Leia a entrevista com o Acadêmico Eduardo Krieger – vice-presidente da Fapesp e coordenador do conjunto de palestras “Ciência, tecnologia e inovação na saúde” incluído na Reunião Magna da ABC – sobre a importância de se aproximar a pesquisa científica da prática médica para o desenvolvimento da saúde no Brasil.
O Brasil ingressou no novo milênio com a saúde pública em um estado crítico. A dura realidade dos hospitais e da assistência médica oferecida à população tem sua gravidade demonstrada com a notícia de que conquistamos o sétimo maior Produto Interno Bruto (PIB) do mundo e que, no entanto, o país ocupa apenas a 72º posição em uma pesquisa produzida pela Organização Mundial da Saúde (OMS) sobre o investimento percentual do PIB em saúde, realizada em todos os países.
Esta realidade não mudou a contento e continua afetando a vida de milhões brasileiros, para prejuízo do bem-estar e do desenvolvimento social. Entre os cientistas, está cada vez mais difundida a ideia de que a aproximação da pesquisa científica com a prática médica é uma forma eficaz de desenvolver a área da saúde, tanto no cumprimento das demandas sociais requeridas do médico e do pesquisador, quanto para o desenvolvimento de indústrias da área.
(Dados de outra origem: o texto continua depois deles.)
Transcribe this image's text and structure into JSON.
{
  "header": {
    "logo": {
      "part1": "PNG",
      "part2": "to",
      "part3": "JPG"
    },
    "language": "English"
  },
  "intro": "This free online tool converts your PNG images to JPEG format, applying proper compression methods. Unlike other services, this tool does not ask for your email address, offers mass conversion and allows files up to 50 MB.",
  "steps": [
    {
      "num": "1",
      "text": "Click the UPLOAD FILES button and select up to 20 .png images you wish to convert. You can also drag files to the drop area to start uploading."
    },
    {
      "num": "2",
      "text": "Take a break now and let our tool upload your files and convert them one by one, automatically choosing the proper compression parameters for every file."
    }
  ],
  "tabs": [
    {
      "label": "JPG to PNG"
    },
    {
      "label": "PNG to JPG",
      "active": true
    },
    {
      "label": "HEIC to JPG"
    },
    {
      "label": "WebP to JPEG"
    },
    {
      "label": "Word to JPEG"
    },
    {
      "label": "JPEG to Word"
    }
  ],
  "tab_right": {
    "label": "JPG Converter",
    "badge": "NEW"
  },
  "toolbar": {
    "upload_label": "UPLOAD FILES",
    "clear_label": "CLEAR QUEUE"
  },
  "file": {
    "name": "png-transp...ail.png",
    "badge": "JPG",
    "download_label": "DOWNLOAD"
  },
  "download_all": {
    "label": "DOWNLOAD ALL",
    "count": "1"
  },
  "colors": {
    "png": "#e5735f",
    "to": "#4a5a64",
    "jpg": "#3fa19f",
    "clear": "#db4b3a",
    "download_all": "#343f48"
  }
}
Nesta prescrição, bem-estar social, progresso científico e desenvolvimento econômico são aliados da saúde no Brasil.
A Academia Brasileira de Ciências defende que só haverá mudança com forte investimento em ciência, tecnologia e inovação em saúde, de forma a aumentar o número de profissionais na área, continuar a qualificar aqueles que já trabalham, melhorar a infraestrutura de todos os ambientes relacionados à saúde, desenvolver pesquisa científica, estabelecer parcerias com indústrias e estimular a criação de outras. É necessário analisar a saúde como uma cadeia que inclui promoção, proteção, reabilitação e tratamento, e que envolve universidades, centros de pesquisa, indústrias e hospitais.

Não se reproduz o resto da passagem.